Before discussing how to build reliable systems, it is important first to consider if it is possible to build reliable systems from unreliable parts.
Once we have established the possibility of building such systems, we can then explore how to realize such systems.
The following is a simple (but highly impractical) scheme:
-
Deploy two copies of the same application on separate servers (e.g.,
1.example.com
and2.example.com
). -
As a user, you must always open both URLs in separate windows.
-
As a user, you must perform every action identically on both websites (e.g., you’ll create an account on each site and then upload the same messages to each website).
-
If one of the servers crashes, then you telephone a system administrator. They replace the failed server with a copy of the server that did not fail.
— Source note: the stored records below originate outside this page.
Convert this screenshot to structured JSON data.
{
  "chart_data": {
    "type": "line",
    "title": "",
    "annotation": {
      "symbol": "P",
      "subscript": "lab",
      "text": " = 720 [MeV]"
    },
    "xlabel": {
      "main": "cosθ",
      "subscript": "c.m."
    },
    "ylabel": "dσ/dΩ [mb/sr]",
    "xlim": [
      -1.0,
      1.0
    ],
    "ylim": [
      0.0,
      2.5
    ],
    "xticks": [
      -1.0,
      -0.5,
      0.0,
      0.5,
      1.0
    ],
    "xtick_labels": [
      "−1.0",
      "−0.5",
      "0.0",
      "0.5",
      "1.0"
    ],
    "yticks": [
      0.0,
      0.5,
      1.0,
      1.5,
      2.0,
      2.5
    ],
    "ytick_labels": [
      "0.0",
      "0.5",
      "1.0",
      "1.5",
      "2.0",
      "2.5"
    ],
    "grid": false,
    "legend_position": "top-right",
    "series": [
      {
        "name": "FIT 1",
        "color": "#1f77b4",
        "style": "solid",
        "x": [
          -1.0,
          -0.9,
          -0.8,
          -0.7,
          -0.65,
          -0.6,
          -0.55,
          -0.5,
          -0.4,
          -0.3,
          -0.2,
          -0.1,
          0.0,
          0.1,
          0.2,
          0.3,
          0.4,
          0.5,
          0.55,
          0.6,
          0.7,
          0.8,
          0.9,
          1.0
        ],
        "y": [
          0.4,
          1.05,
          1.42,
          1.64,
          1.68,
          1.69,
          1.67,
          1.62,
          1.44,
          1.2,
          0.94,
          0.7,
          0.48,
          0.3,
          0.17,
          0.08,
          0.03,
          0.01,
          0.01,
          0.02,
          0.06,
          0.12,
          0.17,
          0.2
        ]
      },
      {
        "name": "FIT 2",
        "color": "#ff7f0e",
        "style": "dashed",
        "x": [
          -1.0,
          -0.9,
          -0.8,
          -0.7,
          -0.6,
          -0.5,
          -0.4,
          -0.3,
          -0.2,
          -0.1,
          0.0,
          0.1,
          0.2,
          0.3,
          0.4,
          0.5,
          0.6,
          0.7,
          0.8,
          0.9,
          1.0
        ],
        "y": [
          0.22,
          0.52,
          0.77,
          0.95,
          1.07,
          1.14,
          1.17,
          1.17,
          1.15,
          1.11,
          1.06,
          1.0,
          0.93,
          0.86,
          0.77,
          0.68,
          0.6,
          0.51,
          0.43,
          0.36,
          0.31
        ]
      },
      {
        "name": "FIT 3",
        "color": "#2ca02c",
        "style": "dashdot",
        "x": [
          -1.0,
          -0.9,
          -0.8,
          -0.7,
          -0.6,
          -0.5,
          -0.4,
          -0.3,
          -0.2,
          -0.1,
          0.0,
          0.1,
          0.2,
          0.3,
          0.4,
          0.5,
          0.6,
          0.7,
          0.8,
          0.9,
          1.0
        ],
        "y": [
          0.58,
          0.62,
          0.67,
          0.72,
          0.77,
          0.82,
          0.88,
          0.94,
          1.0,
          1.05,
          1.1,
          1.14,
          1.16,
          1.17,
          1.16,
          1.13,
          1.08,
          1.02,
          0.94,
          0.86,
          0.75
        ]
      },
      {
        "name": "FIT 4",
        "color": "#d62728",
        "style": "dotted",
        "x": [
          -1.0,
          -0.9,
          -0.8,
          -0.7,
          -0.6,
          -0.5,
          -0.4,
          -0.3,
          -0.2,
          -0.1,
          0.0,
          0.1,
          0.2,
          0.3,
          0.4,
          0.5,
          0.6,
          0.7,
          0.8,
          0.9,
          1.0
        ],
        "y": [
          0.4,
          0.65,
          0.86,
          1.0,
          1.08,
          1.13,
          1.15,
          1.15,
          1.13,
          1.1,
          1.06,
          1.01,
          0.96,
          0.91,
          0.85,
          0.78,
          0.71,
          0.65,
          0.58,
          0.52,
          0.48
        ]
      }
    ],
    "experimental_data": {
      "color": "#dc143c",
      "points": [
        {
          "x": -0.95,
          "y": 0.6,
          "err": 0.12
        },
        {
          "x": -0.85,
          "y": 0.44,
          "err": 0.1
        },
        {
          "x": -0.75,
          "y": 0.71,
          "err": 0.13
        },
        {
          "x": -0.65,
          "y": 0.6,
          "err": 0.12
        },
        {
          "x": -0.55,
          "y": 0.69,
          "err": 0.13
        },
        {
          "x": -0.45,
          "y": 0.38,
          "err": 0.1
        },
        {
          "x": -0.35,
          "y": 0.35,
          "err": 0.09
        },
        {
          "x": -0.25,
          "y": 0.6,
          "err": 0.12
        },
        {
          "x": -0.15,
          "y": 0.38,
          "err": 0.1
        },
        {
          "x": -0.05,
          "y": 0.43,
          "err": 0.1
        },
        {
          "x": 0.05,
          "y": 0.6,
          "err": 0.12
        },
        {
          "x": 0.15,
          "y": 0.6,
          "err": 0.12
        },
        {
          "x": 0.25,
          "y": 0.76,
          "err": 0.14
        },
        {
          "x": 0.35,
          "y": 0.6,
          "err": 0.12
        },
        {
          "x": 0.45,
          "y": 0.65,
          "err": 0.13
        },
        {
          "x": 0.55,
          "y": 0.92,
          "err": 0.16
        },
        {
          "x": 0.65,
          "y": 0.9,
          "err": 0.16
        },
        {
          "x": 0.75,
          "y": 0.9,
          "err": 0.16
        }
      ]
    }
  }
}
Of course, very few users would have the patience to entertain this kind of impractical setup. However, it does suggest that there are ways to build reliable systems. As long as one server stays online, it should be possible for the administrators to restore the other system.
Not only reliability
Reliability is not the only concern. Systems need to be practical, easy to use, fast and responsive. As much as possible, users should experience what they believe is a single, reliable, fast computer. The distributed system hides the fact that it has many unreliable and perhaps slow components.
Performance efficiency and reliability were among the quality characteristics discussed in Chapter 10. In this chapter and the following chapters, I will focus on the end-user experience of these quality characteristics. In particular, I will consider performance efficiency and reliability in terms of the following quantitative metrics:
-
Throughput: the total number of requests handled for some duration (e.g., a website might have a throughput of 10,000 requests per second)
-
Response time: the total time to respond to a single request (e.g., on average it might take 100ms to respond to a request)
-
Latency: the amount of delay caused by the network (e.g., there might be a 140ms latency for requests between Sydney and Silicon Valley due to the speed of light)
-
Scalability: how well the site grows with demand (e.g., if the same software can support more users by installing additional servers, then the site is scalable)
-
Availability: the proportion of the time users can access the system (e.g., Google is said to routinely achieve 99.999% availability: less than 5.26 minutes of downtime per year [4]
Distributed architectures
In this and the following two chapters, I will address how to build reliable systems on unreliable networks, in three parts:
-
In this chapter, I will explore the architectures that allow multiple servers to be combined to appear as a single system (Chapter 12)
-
Next, I will explore how to ensure that combining multiple servers does not result in data loss or corruption (Chapter 13)
-
Finally, I will explore how to increase performance so that reliable does not mean slow (Chapter 14)